I laughed a little condescendingly. “If that is as exciting as our summer gets, we’ve a few quiet months ahead of us.”
This evening reminded me that we did in fact spend many a summer day and evening hanging out in Stephen’s Green. I recalled one such day in June when Joanne and I lay on a grassy patch, soaking up the sunshine, sprawled among an eclectic mix of people. A homeless man, familiar to Joanne, plonked himself down on the grass and nestled down for a sleep. Joanne volunteered to buy him a coffee, chocolate bar and muffin. Returning from the shop, she approached him. She gave him her charitable donation. The homeless man thanked her and requested that she place the generous offering on the ground next to him. Joanne returned to my side and observed him as he appeared to disregard her donation by returning to his slumber. She complained at his apparent snub towards her offering. I explained that he wasn’t obliged to eat her gift just because he is homeless.

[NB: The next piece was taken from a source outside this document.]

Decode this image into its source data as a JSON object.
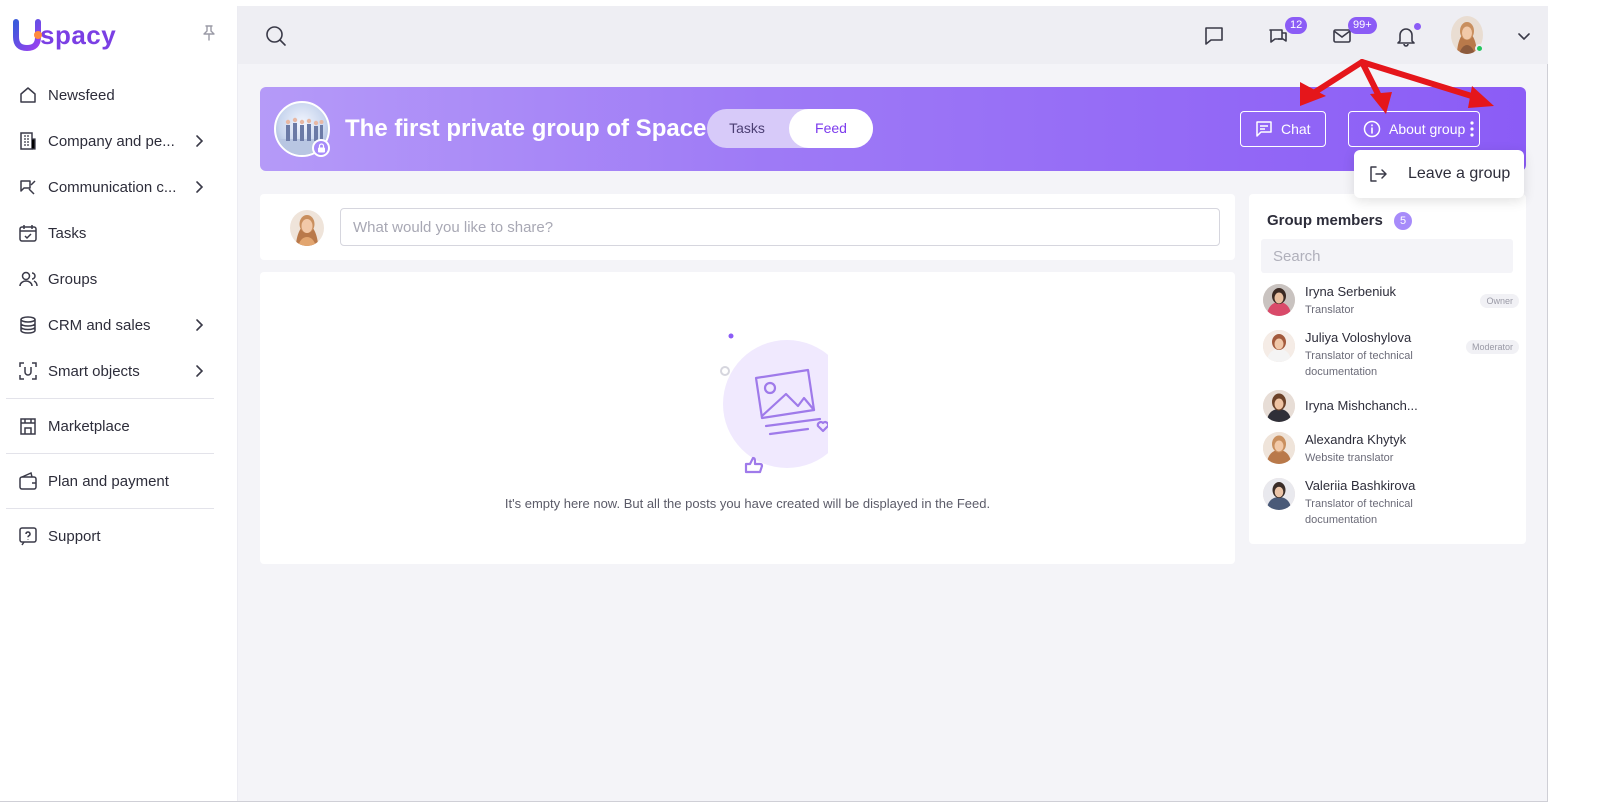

I owe Joanne an apology for dismissing her accurate remembrance of our fondness for Stephen’s Green. She’s right. I can’t wait to reconvene on the Green as soon as the weather permits. I should acknowledge Jetset’s discovery of the gene she has branded “Irishness”. I embrace my Irishness. I, too, can’t wait to cast off my excessive layers of clothing. Deep down, I desire to act out some form of faux-Paganist summer worship by dancing naked in Stephen’s Green. Perhaps, Joanne might join me. Certain parties, such as the police and park wardens, probably won’t be so keen to witness this ritual. On second thoughts, the entire idea could be a little risky. I’ll just commit myself to spending time on the same bench as I did today. The prospects of ogling the scantily clad men playing soccer are all too appealing. A warm dry summer would be most welcome. If not for the sake of my pale, blue-veiny skin, let it be to spare me the incessant moans of my fellow Irish.